The code tracks the same prefix process described in the algorithm. The balance variable represents the net effect of operations, while min_balance captures the worst deficit. The computed start is the minimal safe offset that prevents any intermediate negative pile size. Adding it to the final balance gives the smallest achievable ending pile.

A common implementation pitfall is forgetting that the final answer depends on both total balance and the minimum prefix. Using only total sum fails on sequences like --+, where the intermediate state matters more than the net result.

Worked Examples

Example 1: ---

Step Operation Balance Min Balance
1 - -1 -1
2 - -2 -2
3 - -3 -3

Here the minimum prefix is -3, so we must start with 3 stones. Final balance from zero is -3, so adjusted result is -3 + 3 = 0.

This shows a case where every step forces a new minimum, and the answer is entirely driven by prefix depth.

Example 2: -+-+

Step Operation Balance Min Balance
1 - -1 -1
2 + 0 -1
3 - -1 -1
4 + 0 -1

Minimum prefix is -1, so we start with 1 stone. Final balance is 0, so answer is 1.

This demonstrates that even when net sum is zero, early dips still determine the required initial offset.

Complexity Analysis

Measure Complexity Explanation
Time O(n) single pass over the string computing prefix sums
Space O(1) only a few integer variables are maintained

The linear scan easily fits within the constraint $n \le 100$, and would still scale comfortably to much larger limits.

Test Cases

import sys, io

def run(inp: str) -> str:
    sys.stdin = io.StringIO(inp)
    return sys.stdin.read().strip()

# since solution is inline, we redefine a callable version for tests
def solve(inp: str) -> str:
    import sys
    sys.stdin = io.StringIO(inp)
    s = sys.stdin.readline().strip()

    balance = 0
    min_balance = 0

    for ch in s:
        if ch == '+':
            balance += 1
        else:
            balance -= 1
        if balance < min_balance:
            min_balance = balance

    start = -min_balance
    return str(balance + start)

# provided samples
assert solve("3\n---\n") == "0"

# custom tests
assert solve("1\n+\n") == "1"
assert solve("2\n-+\n") == "1"
assert solve("2\n--\n") == "0"
assert solve("4\n+-+-\n") == "0"
assert solve("5\n---++\n") == "1"
Test input Expected output What it validates
+ 1 single positive operation
-- 0 pure deficit sequence
-+ 1 prefix dip then recovery
+-+- 0 oscillation with no net deficit
---++ 1 deep early deficit with recovery

Edge Cases

For a sequence like ---, the prefix simulation goes -1, -2, -3. The algorithm records min_balance = -3, so the required starting value is 3. After applying the full sequence, the adjusted final result becomes zero, matching the intuition that all initial stones are consumed exactly.

For a sequence like -+-+, the prefix dips to -1 at the first operation and never goes lower.
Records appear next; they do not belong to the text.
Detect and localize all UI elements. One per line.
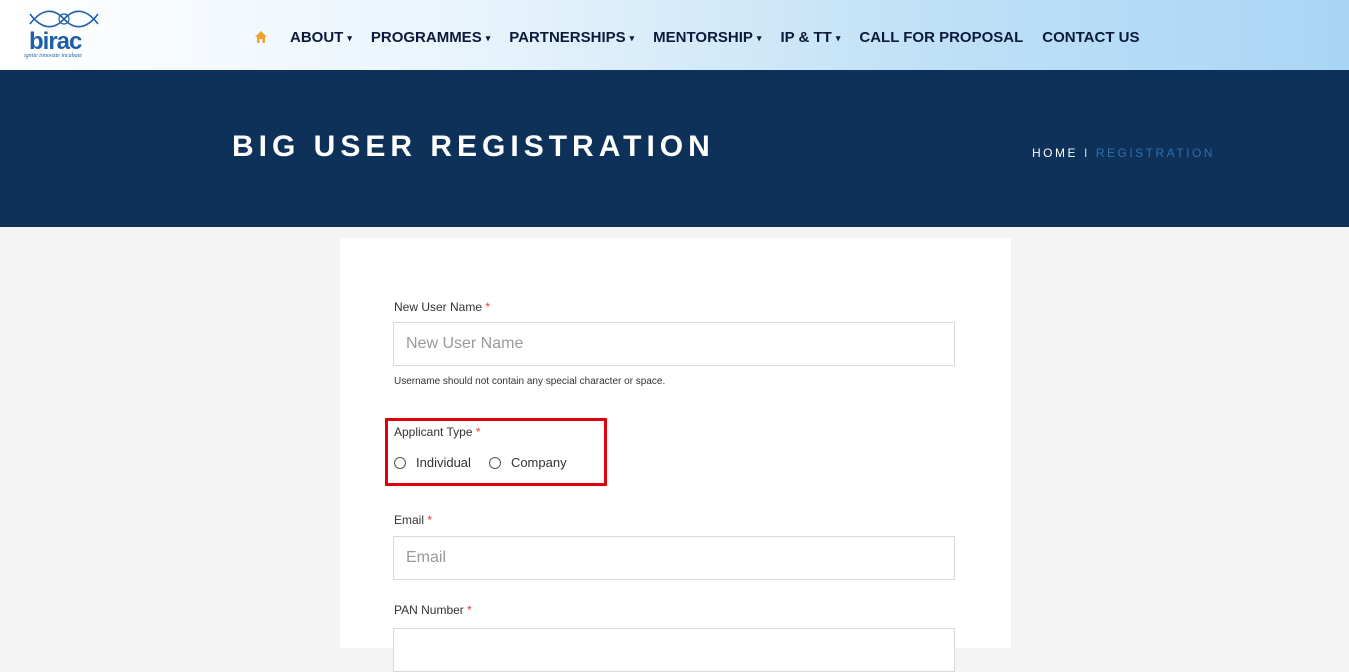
breadcrumb-home[interactable]: HOME bbox=[1032, 146, 1078, 160]
required-marker: * bbox=[467, 603, 472, 617]
email-label: Email * bbox=[394, 513, 433, 527]
nav-about[interactable]: ABOUT ▾ bbox=[290, 29, 352, 46]
breadcrumb-current: REGISTRATION bbox=[1095, 146, 1215, 160]
home-icon[interactable] bbox=[254, 30, 268, 44]
username-help-text: Username should not contain any special … bbox=[394, 376, 666, 387]
email-input[interactable] bbox=[393, 536, 955, 580]
main-nav: ABOUT ▾ PROGRAMMES ▾ PARTNERSHIPS ▾ MENTORS… bbox=[254, 27, 1159, 47]
caret-down-icon: ▾ bbox=[347, 32, 352, 43]
top-navbar: birac ignite innovate incubate ABOUT ▾ PR… bbox=[0, 0, 1349, 70]
page-banner: BIG USER REGISTRATION HOME I REGISTRATION bbox=[0, 70, 1349, 227]
breadcrumb-separator: I bbox=[1084, 146, 1090, 160]
username-label: New User Name * bbox=[394, 300, 491, 314]
nav-partnerships[interactable]: PARTNERSHIPS ▾ bbox=[509, 29, 634, 46]
username-input[interactable] bbox=[393, 322, 955, 366]
caret-down-icon: ▾ bbox=[835, 32, 841, 43]
caret-down-icon: ▾ bbox=[756, 32, 762, 43]
caret-down-icon: ▾ bbox=[485, 32, 491, 43]
logo-tagline: ignite innovate incubate bbox=[24, 53, 82, 59]
caret-down-icon: ▾ bbox=[629, 32, 635, 43]
nav-call-for-proposal[interactable]: CALL FOR PROPOSAL bbox=[859, 29, 1023, 46]
pan-label: PAN Number * bbox=[394, 603, 472, 617]
required-marker: * bbox=[427, 513, 433, 527]
required-marker: * bbox=[485, 300, 491, 314]
nav-mentorship[interactable]: MENTORSHIP ▾ bbox=[653, 29, 761, 46]
applicant-type-highlight-box bbox=[385, 418, 607, 486]
nav-programmes[interactable]: PROGRAMMES ▾ bbox=[371, 29, 490, 46]
page-title: BIG USER REGISTRATION bbox=[232, 130, 715, 163]
nav-contact-us[interactable]: CONTACT US bbox=[1042, 29, 1139, 46]
nav-ip-tt[interactable]: IP & TT ▾ bbox=[780, 29, 840, 46]
pan-input[interactable] bbox=[393, 628, 955, 672]
logo-text: birac bbox=[29, 28, 82, 55]
breadcrumb: HOME I REGISTRATION bbox=[1032, 146, 1215, 160]
birac-logo[interactable]: birac ignite innovate incubate bbox=[24, 6, 104, 64]
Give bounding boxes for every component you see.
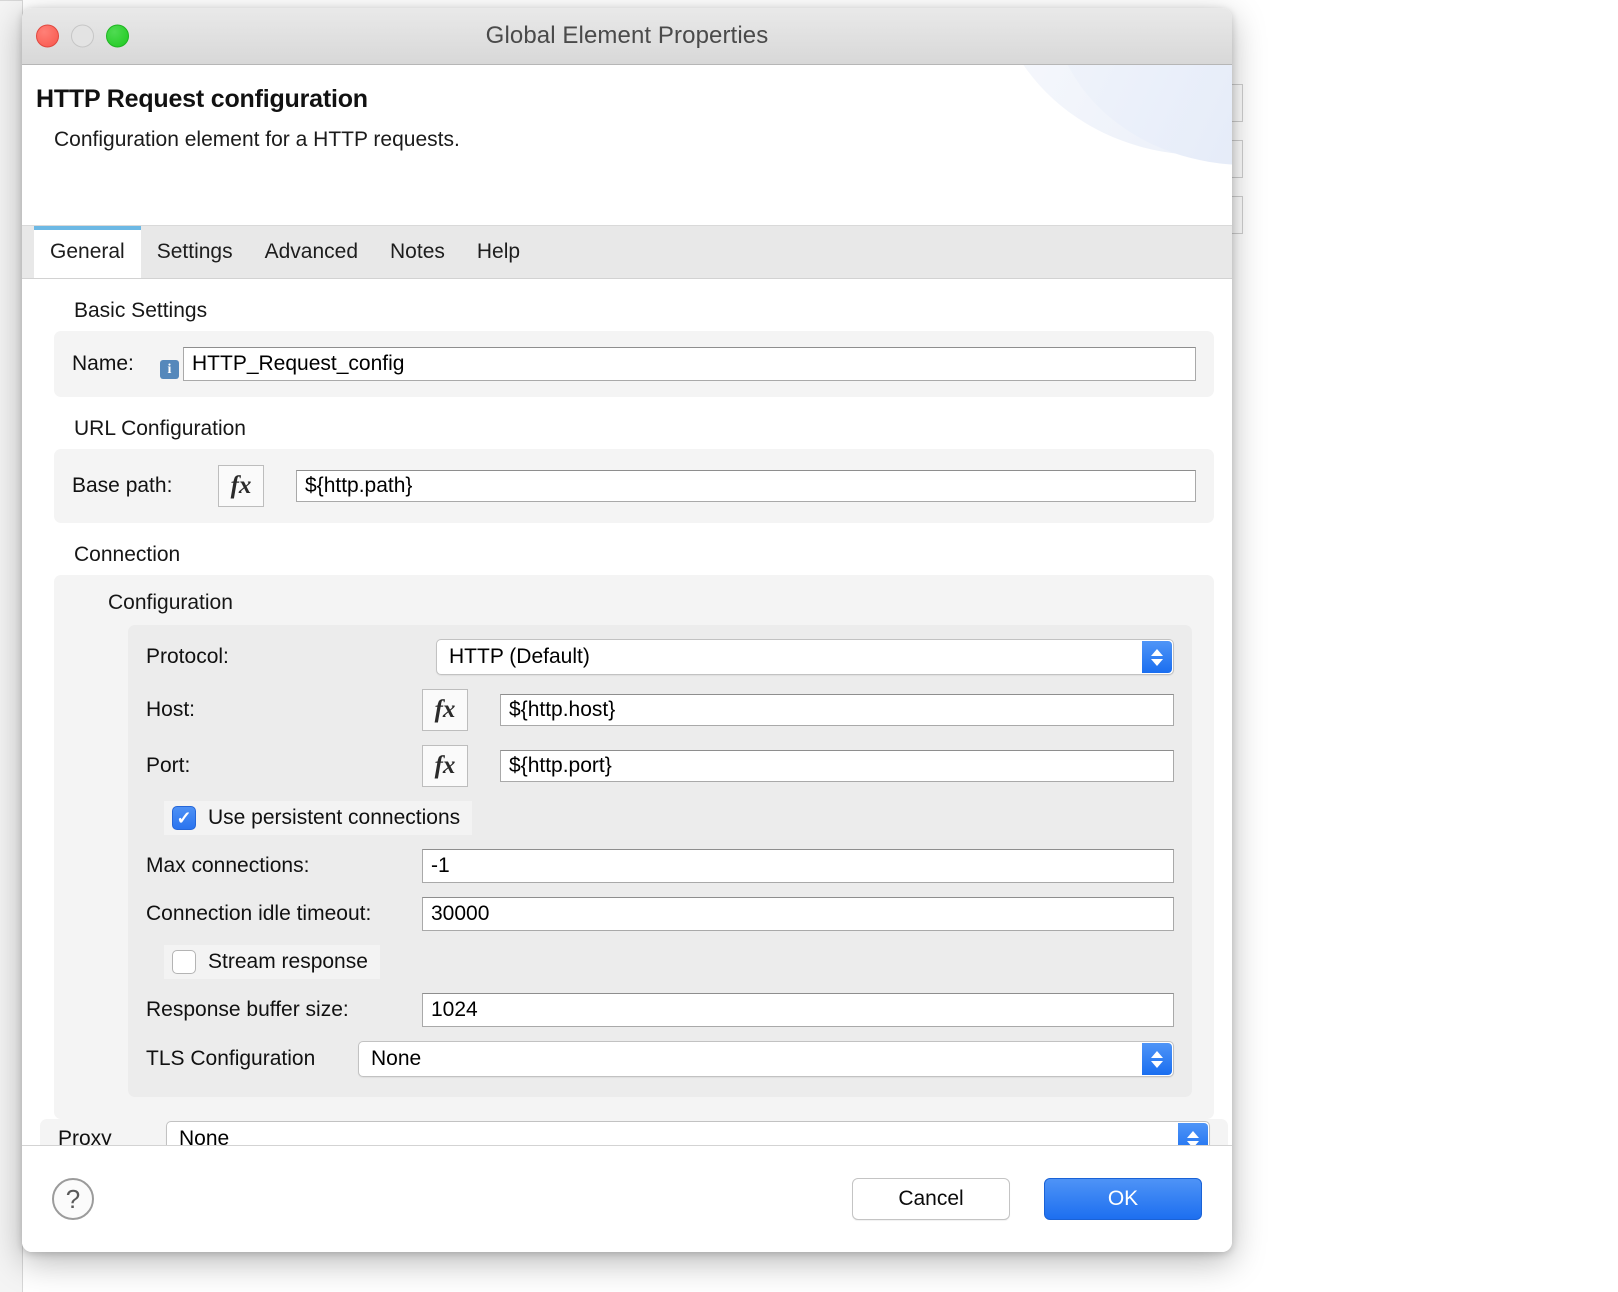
host-input[interactable]: ${http.host} — [500, 694, 1174, 726]
proxy-label: Proxy — [58, 1127, 166, 1145]
help-button[interactable]: ? — [52, 1178, 94, 1220]
screen: Global Element Properties HTTP Request c… — [0, 0, 1618, 1292]
tab-advanced[interactable]: Advanced — [249, 226, 374, 278]
chevron-updown-icon[interactable] — [1178, 1123, 1208, 1145]
checkbox-checked-icon: ✓ — [172, 806, 196, 830]
base-path-label: Base path: — [72, 474, 218, 498]
protocol-label: Protocol: — [146, 645, 436, 669]
tab-bar: General Settings Advanced Notes Help — [22, 226, 1232, 279]
use-persistent-connections-label: Use persistent connections — [208, 806, 460, 830]
max-connections-label: Max connections: — [146, 854, 422, 878]
page-subtitle: Configuration element for a HTTP request… — [54, 128, 1232, 152]
cancel-button[interactable]: Cancel — [852, 1178, 1010, 1220]
tab-general-label: General — [50, 240, 125, 264]
configuration-panel: Protocol: HTTP (Default) Host: fx ${http… — [128, 625, 1192, 1097]
name-input[interactable]: HTTP_Request_config — [183, 347, 1196, 381]
ok-button[interactable]: OK — [1044, 1178, 1202, 1220]
tls-configuration-row: TLS Configuration None — [146, 1041, 1174, 1077]
max-connections-row: Max connections: -1 — [146, 849, 1174, 883]
proxy-row: Proxy None — [40, 1119, 1228, 1145]
name-row: Name: i HTTP_Request_config — [72, 347, 1196, 381]
zoom-button-icon[interactable] — [106, 25, 129, 48]
tab-settings[interactable]: Settings — [141, 226, 249, 278]
host-fx-button[interactable]: fx — [422, 689, 468, 731]
chevron-updown-icon[interactable] — [1142, 641, 1172, 673]
response-buffer-size-label: Response buffer size: — [146, 998, 422, 1022]
port-row: Port: fx ${http.port} — [146, 745, 1174, 787]
basic-settings-panel: Name: i HTTP_Request_config — [54, 331, 1214, 397]
protocol-select[interactable]: HTTP (Default) — [436, 639, 1174, 675]
tab-notes[interactable]: Notes — [374, 226, 461, 278]
use-persistent-connections-checkbox[interactable]: ✓ Use persistent connections — [164, 801, 472, 835]
host-label: Host: — [146, 698, 422, 722]
checkbox-unchecked-icon — [172, 950, 196, 974]
tab-advanced-label: Advanced — [265, 240, 358, 264]
response-buffer-size-row: Response buffer size: 1024 — [146, 993, 1174, 1027]
title-bar: Global Element Properties — [22, 8, 1232, 65]
protocol-selected-value: HTTP (Default) — [449, 645, 590, 669]
tab-notes-label: Notes — [390, 240, 445, 264]
chevron-updown-icon[interactable] — [1142, 1043, 1172, 1075]
background-window-right-edge-1 — [1231, 84, 1243, 122]
base-path-input[interactable]: ${http.path} — [296, 470, 1196, 502]
connection-idle-timeout-label: Connection idle timeout: — [146, 902, 422, 926]
host-row: Host: fx ${http.host} — [146, 689, 1174, 731]
settings-scroll-area[interactable]: Basic Settings Name: i HTTP_Request_conf… — [22, 279, 1232, 1145]
port-fx-button[interactable]: fx — [422, 745, 468, 787]
stream-response-label: Stream response — [208, 950, 368, 974]
tab-help-label: Help — [477, 240, 520, 264]
tab-general[interactable]: General — [34, 226, 141, 278]
background-window-right-edge-3 — [1231, 196, 1243, 234]
window-title: Global Element Properties — [486, 22, 769, 50]
protocol-row: Protocol: HTTP (Default) — [146, 639, 1174, 675]
page-title: HTTP Request configuration — [36, 85, 1232, 114]
dialog-footer: ? Cancel OK — [22, 1145, 1232, 1252]
connection-panel: Configuration Protocol: HTTP (Default) H… — [54, 575, 1214, 1119]
background-window-right-edge-2 — [1231, 140, 1243, 178]
info-icon[interactable]: i — [160, 360, 179, 379]
name-label: Name: — [72, 352, 160, 376]
tls-configuration-label: TLS Configuration — [146, 1047, 358, 1071]
proxy-selected-value: None — [179, 1127, 229, 1145]
dialog-header: HTTP Request configuration Configuration… — [22, 65, 1232, 226]
tls-configuration-select[interactable]: None — [358, 1041, 1174, 1077]
response-buffer-size-input[interactable]: 1024 — [422, 993, 1174, 1027]
max-connections-input[interactable]: -1 — [422, 849, 1174, 883]
url-configuration-heading: URL Configuration — [74, 417, 1218, 441]
port-label: Port: — [146, 754, 422, 778]
connection-idle-timeout-input[interactable]: 30000 — [422, 897, 1174, 931]
tab-settings-label: Settings — [157, 240, 233, 264]
traffic-light-group — [36, 25, 129, 48]
stream-response-checkbox[interactable]: Stream response — [164, 945, 380, 979]
basic-settings-heading: Basic Settings — [74, 299, 1218, 323]
configuration-heading: Configuration — [108, 591, 1196, 615]
proxy-select[interactable]: None — [166, 1121, 1210, 1145]
tab-help[interactable]: Help — [461, 226, 536, 278]
base-path-fx-button[interactable]: fx — [218, 465, 264, 507]
connection-idle-timeout-row: Connection idle timeout: 30000 — [146, 897, 1174, 931]
tls-configuration-selected-value: None — [371, 1047, 421, 1071]
close-button-icon[interactable] — [36, 25, 59, 48]
port-input[interactable]: ${http.port} — [500, 750, 1174, 782]
url-configuration-panel: Base path: fx ${http.path} — [54, 449, 1214, 523]
background-window-left-edge — [0, 0, 23, 1292]
minimize-button-icon[interactable] — [71, 25, 94, 48]
connection-heading: Connection — [74, 543, 1218, 567]
global-element-properties-dialog: Global Element Properties HTTP Request c… — [22, 8, 1232, 1252]
base-path-row: Base path: fx ${http.path} — [72, 465, 1196, 507]
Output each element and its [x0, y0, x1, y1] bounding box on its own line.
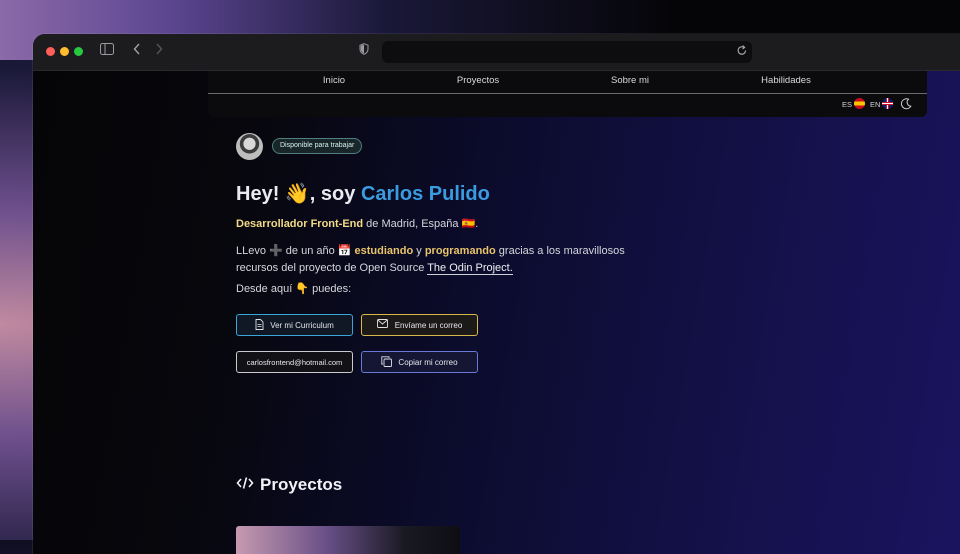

The algorithm sets min_balance = -1, so starting value is 1. The final balance from zero is 0, so output is 1, correctly reflecting that one initial stone is needed to survive the first removal.

For a sequence like +-+-, the balance oscillates between 0 and 1 without ever going negative. The minimum prefix remains 0, so no initial stones are needed. The final result is also 0, consistent with the fact that additions and removals cancel out without feasibility issues.